Hedda has shot herself in the head with her father's second pistol. She has “done it beautifully.”
George and Brack rush in and discover the body. Hedda has eluded Brack's power—at the cost of her life.
BRACK: “People don't do such things.”
Curtain. End of Play.
Summary: This Great Ending, with its resounding climax and resolution, is one of the most famous, shocking conclusions in theater history. The entire act is a marvel. In a sense, Ibsen heaps crisis upon crisis, reversal upon reversal, but never so many as to make the play's action appear ridiculous. What's most important is that the character asserts her power at the play's end. In one sense, she is defeated. In another, she has exerted a victorious and violent control over her own life.
Does Hedda Gabler fulfill the expectations of a well-constructed play? Read the play again. Look at the sources of Ibsen's ideas for the script and how he combined and energized them in the text. Look at his use of drama and theater. Look at his use of the six elements. Look at space, time and causality. Look at the three-part structure. Look at his use of dialogue. Look at character, conflict, action and ideas. Look at goals and obstacles. Look at tension and suspense. Look at secrets. Look at sex. Look at money. Look at power. Look at crime. Look at theatricality, the world of gunshots, onstage fires, and the compressed excitement of two secret lovers talking about passion while looking at honeymoon pictures.
Then see the play. Stage the play.
CHAPTER ELEVEN
Three Interviews
Lee Blessing
Marsha Norman
José Rivera
For this section of the book, I talked to three well-known playwrights who have a great deal of experience in the contemporary theater: Lee Blessing, Marsha Norman and José Rivera.

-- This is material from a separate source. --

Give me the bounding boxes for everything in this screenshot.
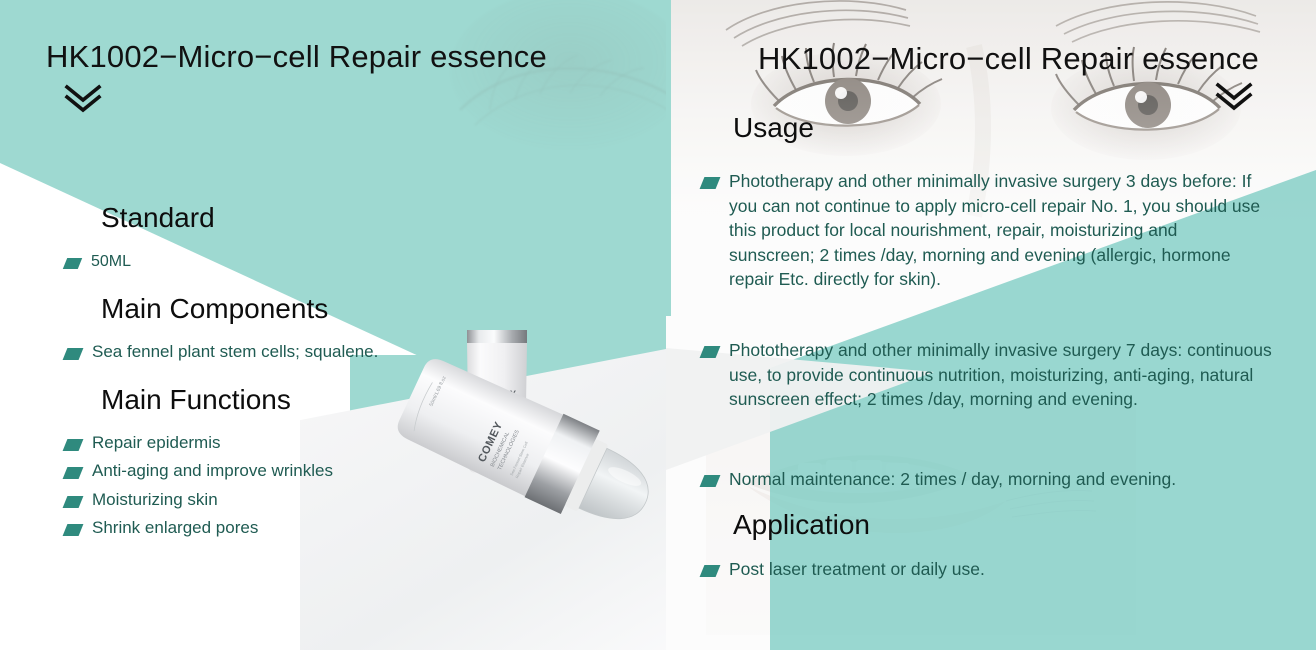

Each has had many plays produced by hundreds of theaters in the United States an
d abroad. Lee is the author of A Walk in the Woods, among other plays, screenplays and television scripts. Marsha wrote the Pulitzer-Prize winning 'Night, Mother and won a Tony for her book and lyrics for the musical The Secret Garden. And José is a playwright whose work moves easily from the world of television and film to the theater of magic realism, including his FDG/CBS award-winning play The House of Ramon Iglesia, which was later filmed for PBS.

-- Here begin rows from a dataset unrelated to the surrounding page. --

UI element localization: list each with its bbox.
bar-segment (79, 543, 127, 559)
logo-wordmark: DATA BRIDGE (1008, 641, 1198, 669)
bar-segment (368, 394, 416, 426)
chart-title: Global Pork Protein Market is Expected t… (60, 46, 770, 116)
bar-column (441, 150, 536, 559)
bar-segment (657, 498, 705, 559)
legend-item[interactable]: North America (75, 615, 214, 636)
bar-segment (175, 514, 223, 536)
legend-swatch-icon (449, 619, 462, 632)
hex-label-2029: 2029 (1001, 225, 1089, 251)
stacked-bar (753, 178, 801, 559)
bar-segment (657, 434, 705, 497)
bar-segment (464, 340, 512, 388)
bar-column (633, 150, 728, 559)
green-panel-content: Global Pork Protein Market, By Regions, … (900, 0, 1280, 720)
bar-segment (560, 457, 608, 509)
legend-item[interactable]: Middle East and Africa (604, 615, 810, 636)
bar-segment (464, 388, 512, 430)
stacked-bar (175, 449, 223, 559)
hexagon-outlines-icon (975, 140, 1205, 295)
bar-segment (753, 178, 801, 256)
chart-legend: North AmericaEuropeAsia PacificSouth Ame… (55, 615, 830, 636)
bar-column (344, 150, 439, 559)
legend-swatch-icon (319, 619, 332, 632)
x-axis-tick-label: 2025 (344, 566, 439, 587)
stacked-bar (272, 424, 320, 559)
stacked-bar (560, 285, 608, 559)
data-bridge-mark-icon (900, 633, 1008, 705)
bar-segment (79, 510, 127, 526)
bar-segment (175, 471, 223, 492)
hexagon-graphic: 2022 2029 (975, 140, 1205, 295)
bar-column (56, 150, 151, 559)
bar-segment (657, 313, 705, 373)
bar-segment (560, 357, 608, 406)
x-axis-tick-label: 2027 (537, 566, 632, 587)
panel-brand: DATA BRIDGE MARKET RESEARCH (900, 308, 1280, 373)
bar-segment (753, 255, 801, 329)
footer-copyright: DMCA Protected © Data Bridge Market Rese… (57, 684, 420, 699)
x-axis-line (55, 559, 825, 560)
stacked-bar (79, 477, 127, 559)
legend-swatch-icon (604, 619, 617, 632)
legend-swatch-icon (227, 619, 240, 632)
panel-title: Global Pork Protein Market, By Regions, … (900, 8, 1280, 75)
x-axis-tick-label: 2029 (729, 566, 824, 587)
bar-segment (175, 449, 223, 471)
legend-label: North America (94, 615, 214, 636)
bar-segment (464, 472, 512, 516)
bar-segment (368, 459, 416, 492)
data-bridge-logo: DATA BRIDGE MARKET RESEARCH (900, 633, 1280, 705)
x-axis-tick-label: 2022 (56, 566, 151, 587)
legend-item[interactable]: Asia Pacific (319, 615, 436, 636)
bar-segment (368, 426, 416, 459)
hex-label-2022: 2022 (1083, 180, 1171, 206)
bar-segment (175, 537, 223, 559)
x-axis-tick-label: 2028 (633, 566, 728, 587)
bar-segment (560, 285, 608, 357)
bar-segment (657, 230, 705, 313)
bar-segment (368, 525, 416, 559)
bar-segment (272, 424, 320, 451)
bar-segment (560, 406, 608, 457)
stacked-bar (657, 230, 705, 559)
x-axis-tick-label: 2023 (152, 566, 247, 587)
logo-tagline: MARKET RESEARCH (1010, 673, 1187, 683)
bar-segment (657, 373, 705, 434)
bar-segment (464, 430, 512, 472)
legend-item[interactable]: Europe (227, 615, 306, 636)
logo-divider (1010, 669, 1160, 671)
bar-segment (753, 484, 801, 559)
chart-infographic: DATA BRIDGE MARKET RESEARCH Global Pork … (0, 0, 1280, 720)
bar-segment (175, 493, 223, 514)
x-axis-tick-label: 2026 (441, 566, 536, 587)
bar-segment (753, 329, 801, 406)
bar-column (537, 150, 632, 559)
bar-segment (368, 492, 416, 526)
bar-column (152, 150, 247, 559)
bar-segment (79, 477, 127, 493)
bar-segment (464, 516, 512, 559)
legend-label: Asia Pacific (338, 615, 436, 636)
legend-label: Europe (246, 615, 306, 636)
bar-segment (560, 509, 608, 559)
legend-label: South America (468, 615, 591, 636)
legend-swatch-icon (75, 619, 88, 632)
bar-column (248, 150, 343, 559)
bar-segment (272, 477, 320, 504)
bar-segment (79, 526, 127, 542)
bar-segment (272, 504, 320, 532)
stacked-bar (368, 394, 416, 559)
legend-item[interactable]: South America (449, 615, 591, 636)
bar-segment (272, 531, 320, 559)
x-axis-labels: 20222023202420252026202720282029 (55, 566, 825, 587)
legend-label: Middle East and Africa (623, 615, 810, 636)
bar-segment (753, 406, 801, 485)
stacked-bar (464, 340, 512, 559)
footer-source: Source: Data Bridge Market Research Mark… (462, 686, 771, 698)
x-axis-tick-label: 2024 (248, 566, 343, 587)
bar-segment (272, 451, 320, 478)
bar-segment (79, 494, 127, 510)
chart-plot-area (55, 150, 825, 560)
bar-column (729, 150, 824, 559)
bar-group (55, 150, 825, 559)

In these interviews, we discuss craft issues; inspiration; theatricality; personal passions; what is learned from adaptation; what is learned from other writers, directors, actors and designers; rules and rule-breaking; getting ideas; structuring and outlining; first drafts; rewriting; play development; production; rehearsal; and the joys and frustrations of collaboration. I tried to ask each writer the kinds of questions I thought you, the reader, might ask.
Lee Blessing
Lee Blessing was born in Minnesota and started writing plays in the late 1970s. He studied poetry and drama at the University of Iowa, and his earliest works were performed at such theaters as Actors Theatre of Louisville, Brass Tacks and the Cricket Theater. He is best known for his two-character play about U.S. and Soviet arms negotiators, A Walk in the Woods. A Walk in the Woods was produced by Yale Rep and La Jolla Playhouse prior to its Broadway premiere in 1988. It was nominated for both a Tony Award and the Pulitzer Prize. Since then the play has been produced dozens of times, including stagings in London (with Alec Guiness in the lead) and Moscow. It was filmed for American Playhouse with the New York cast, Robert Prosky and Sam Waterston. His other plays include Two Rooms, about a U.S. hostage held in Beirut; Cobb, about the controversial baseball star; Riches, about a battling couple; Fortinbras, a comic “sequel” to Shakespeare's Hamlet; and Patient A, based on the story of Kimberly Bergalis, the woman who died of AIDS after contracting the disease from her dentist. Blessing has won numerous grants, fellowships and awards, including an NEA, a Bush Fellowship and a McKnight Fellowship. He has been a member of both New Dramatists in New York City and The Playwrights' Center in Minneapolis. He has written the screenplay for the film Steal Little, Steal Big and teleplays for such series as Picket Fences. Blessing and his wife, the director Jeanne Blake, live in Los Angeles.